In January two of our 6 partners announced their desire to buy the
remaining partners out of a business we had built together over the
last eight years. The business was successful by any measurement,
which made for a long and drawn out negotiation. Today that all came
to a fruitful end. We signed the papers, and the two buyers left the
building proud owners of a great business.
As we returned to our office, one of the partners who (like me) had
just sold his shares commented, “Today we witnessed a miracle. We came
together eight years ago as friends. We built a successful business.
And today we parted company in a way where all of us are still
friends.” While that may not be a miracle on the order of parting the
Red Sea or raising the dead, it is something very rare indeed in
today’s world.
Of course I didn’t get everything I wanted in the negotiation —
neither did anyone else. We all arrived at an outcome we could live
with. I think that’s the way it is in win-win negotiations. If you
got everything you wanted, the person on the other end didn’t — plain
and simple. If they didn’t, they leave the negotiation with a bad
taste in their mouth for the whole thing (including a bad taste for
you.) Some would say I should have fought for more. But at the end of
the day it isn’t all about money. It’s about reputation. It’s about
integrity. It’s about doing the right thing (instead of the best
thing.) It’s about taking the long view. It’s about holding your
head high wherever you go. It’s about knowing you are a person who
makes the world a better place, not someone who’s in it for himself.
Those things are so much more important to me in the long run than
money, I can’t even put it into words.
Yes, I would have liked to have gotten more. But to do so, I would
have had to sacrifice who I am. And it’s not like I can’t go out and
make more. I’m able bodied, experienced, and willing to get in and
make things happen. I can make up what I gave away in short order.

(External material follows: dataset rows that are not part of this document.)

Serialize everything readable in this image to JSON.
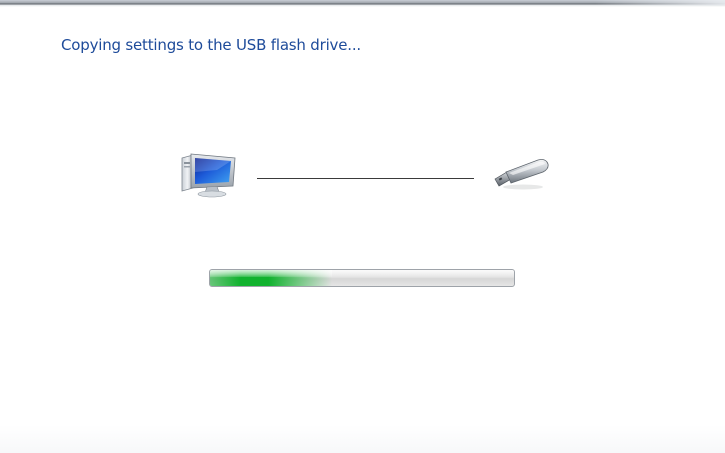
{
  "wizard": {
    "title": "Copying settings to the USB flash drive...",
    "source_icon": "computer-icon",
    "destination_icon": "usb-flash-drive-icon",
    "progress_fraction": 0.4,
    "colors": {
      "title": "#1e4b9a",
      "progress_fill": "#06b025"
    }
  }
}
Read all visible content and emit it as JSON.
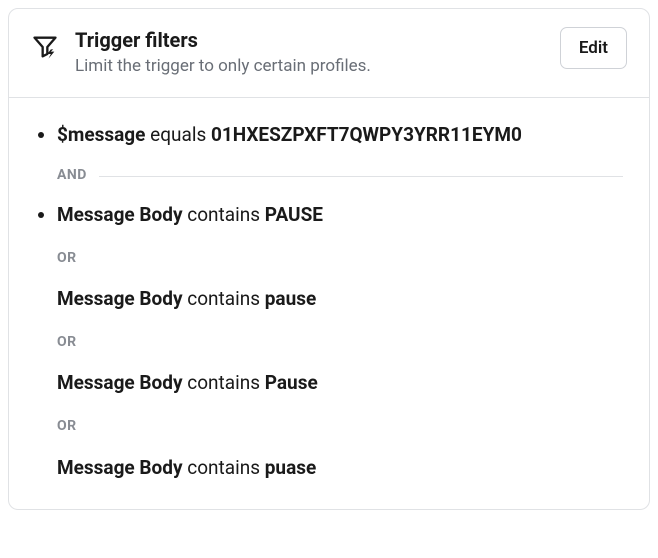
{
  "header": {
    "title": "Trigger filters",
    "subtitle": "Limit the trigger to only certain profiles.",
    "edit_label": "Edit"
  },
  "connectors": {
    "and": "AND",
    "or": "OR"
  },
  "filters": {
    "group1": {
      "field": "$message",
      "operator": "equals",
      "value": "01HXESZPXFT7QWPY3YRR11EYM0"
    },
    "group2": {
      "c0": {
        "field": "Message Body",
        "operator": "contains",
        "value": "PAUSE"
      },
      "c1": {
        "field": "Message Body",
        "operator": "contains",
        "value": "pause"
      },
      "c2": {
        "field": "Message Body",
        "operator": "contains",
        "value": "Pause"
      },
      "c3": {
        "field": "Message Body",
        "operator": "contains",
        "value": "puase"
      }
    }
  }
}
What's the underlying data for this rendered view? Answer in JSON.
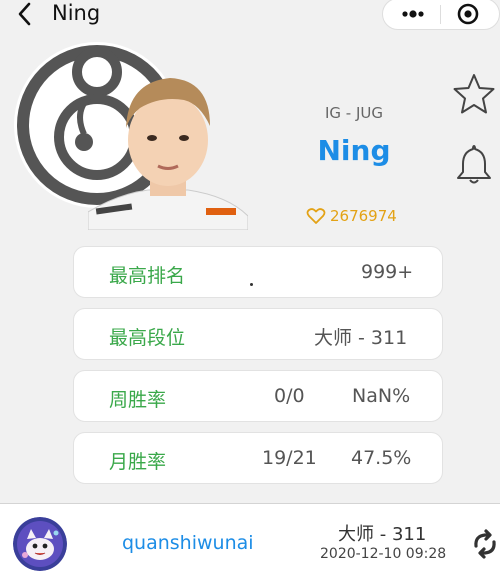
{
  "header": {
    "title": "Ning"
  },
  "profile": {
    "team_role": "IG - JUG",
    "name": "Ning",
    "likes": "2676974"
  },
  "stats": [
    {
      "label": "最高排名",
      "value1": "",
      "value2": "999+"
    },
    {
      "label": "最高段位",
      "value1": "",
      "value2": "大师 - 311"
    },
    {
      "label": "周胜率",
      "value1": "0/0",
      "value2": "NaN%"
    },
    {
      "label": "月胜率",
      "value1": "19/21",
      "value2": "47.5%"
    }
  ],
  "footer": {
    "username": "quanshiwunai",
    "rank": "大师 - 311",
    "time": "2020-12-10 09:28"
  },
  "colors": {
    "accent_blue": "#1d8de6",
    "label_green": "#3aa84a",
    "likes_gold": "#e3a215"
  },
  "icons": [
    "back-icon",
    "more-icon",
    "target-icon",
    "star-icon",
    "bell-icon",
    "heart-icon",
    "refresh-icon"
  ]
}
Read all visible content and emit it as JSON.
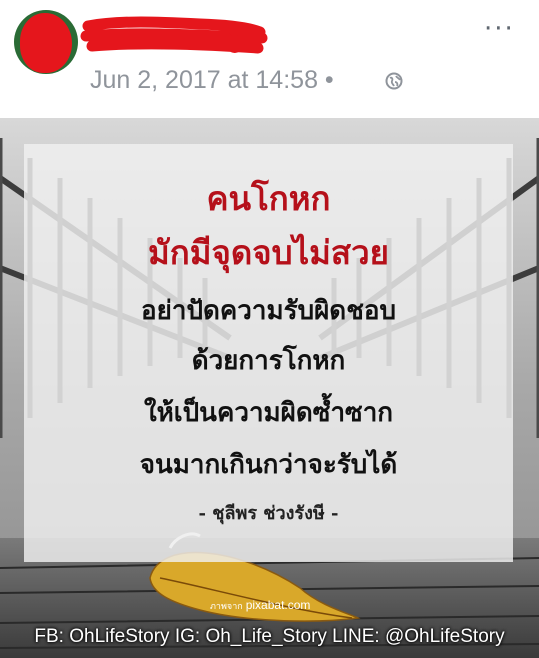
{
  "post": {
    "timestamp": "Jun 2, 2017 at 14:58",
    "separator": "•",
    "privacy_icon": "globe-icon",
    "more_icon": "more-icon",
    "more_glyph": "···"
  },
  "image": {
    "title_lines": [
      "คนโกหก",
      "มักมีจุดจบไม่สวย"
    ],
    "body_lines": [
      "อย่าปัดความรับผิดชอบ",
      "ด้วยการโกหก",
      "ให้เป็นความผิดซ้ำซาก",
      "จนมากเกินกว่าจะรับได้"
    ],
    "signature": "- ชุลีพร ช่วงรังษี -",
    "credit_prefix": "ภาพจาก",
    "credit": "pixabat.com",
    "footer": "FB: OhLifeStory IG: Oh_Life_Story LINE: @OhLifeStory",
    "colors": {
      "title": "#b5101a",
      "body": "#111111"
    }
  }
}
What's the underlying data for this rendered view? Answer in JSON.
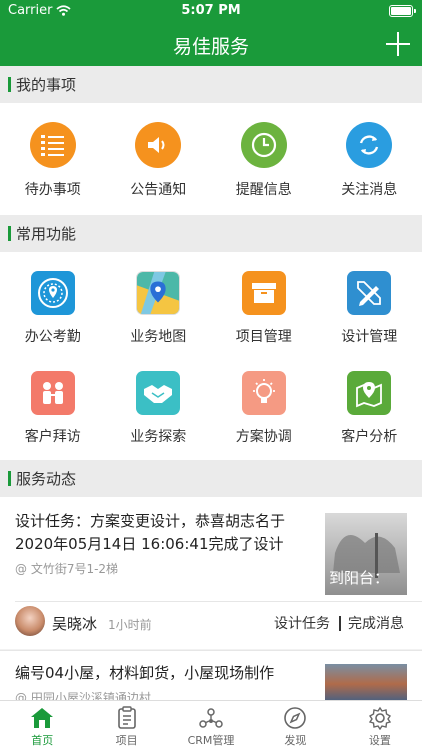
{
  "status": {
    "carrier": "Carrier",
    "time": "5:07 PM"
  },
  "nav": {
    "title": "易佳服务"
  },
  "sections": {
    "my_items": "我的事项",
    "common": "常用功能",
    "dynamics": "服务动态"
  },
  "my_items": [
    {
      "label": "待办事项",
      "icon": "todo-list-icon",
      "color": "#f5921e"
    },
    {
      "label": "公告通知",
      "icon": "speaker-icon",
      "color": "#f5921e"
    },
    {
      "label": "提醒信息",
      "icon": "clock-icon",
      "color": "#6cb33f"
    },
    {
      "label": "关注消息",
      "icon": "refresh-icon",
      "color": "#2a9de0"
    }
  ],
  "functions": [
    {
      "label": "办公考勤",
      "icon": "attendance-gauge-icon",
      "color": "#1e96d8"
    },
    {
      "label": "业务地图",
      "icon": "map-icon",
      "color": "#4cb8a8"
    },
    {
      "label": "项目管理",
      "icon": "box-icon",
      "color": "#f5921e"
    },
    {
      "label": "设计管理",
      "icon": "pencil-ruler-icon",
      "color": "#2f8fd0"
    },
    {
      "label": "客户拜访",
      "icon": "visit-people-icon",
      "color": "#f37a6a"
    },
    {
      "label": "业务探索",
      "icon": "handshake-icon",
      "color": "#3bbfc5"
    },
    {
      "label": "方案协调",
      "icon": "lightbulb-icon",
      "color": "#f59a83"
    },
    {
      "label": "客户分析",
      "icon": "map-pin-icon",
      "color": "#5aaa3a"
    }
  ],
  "feed": [
    {
      "text": "设计任务：方案变更设计，恭喜胡志名于2020年05月14日 16:06:41完成了设计",
      "location": "@ 文竹街7号1-2梯",
      "thumb_caption": "到阳台：",
      "user": "吴晓冰",
      "time": "1小时前",
      "tag1": "设计任务",
      "tag2": "完成消息"
    },
    {
      "text": "编号04小屋，材料卸货，小屋现场制作",
      "location": "@ 田园小屋沙溪镇通边村"
    }
  ],
  "tabs": [
    {
      "label": "首页",
      "icon": "home-icon",
      "active": true
    },
    {
      "label": "项目",
      "icon": "clipboard-icon"
    },
    {
      "label": "CRM管理",
      "icon": "crm-network-icon"
    },
    {
      "label": "发现",
      "icon": "compass-icon"
    },
    {
      "label": "设置",
      "icon": "gear-icon"
    }
  ],
  "colors": {
    "brand": "#1a9a3a",
    "section_bg": "#ebebeb"
  }
}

Had I traded my integrity and values for money, I would have spent the
rest of my life trying to regain what was lost. Not a very good trade
to my way of thinking.
Anyway, I guess this is a message of hope. It is possible to split
the sheets and remain friends. All that’s necessary are partners on
both sides of the issue willing to seek the common good, and committed
to not taking unfair or undue advantage of anyone else. I was blessed
with that type of partners. How are your partners?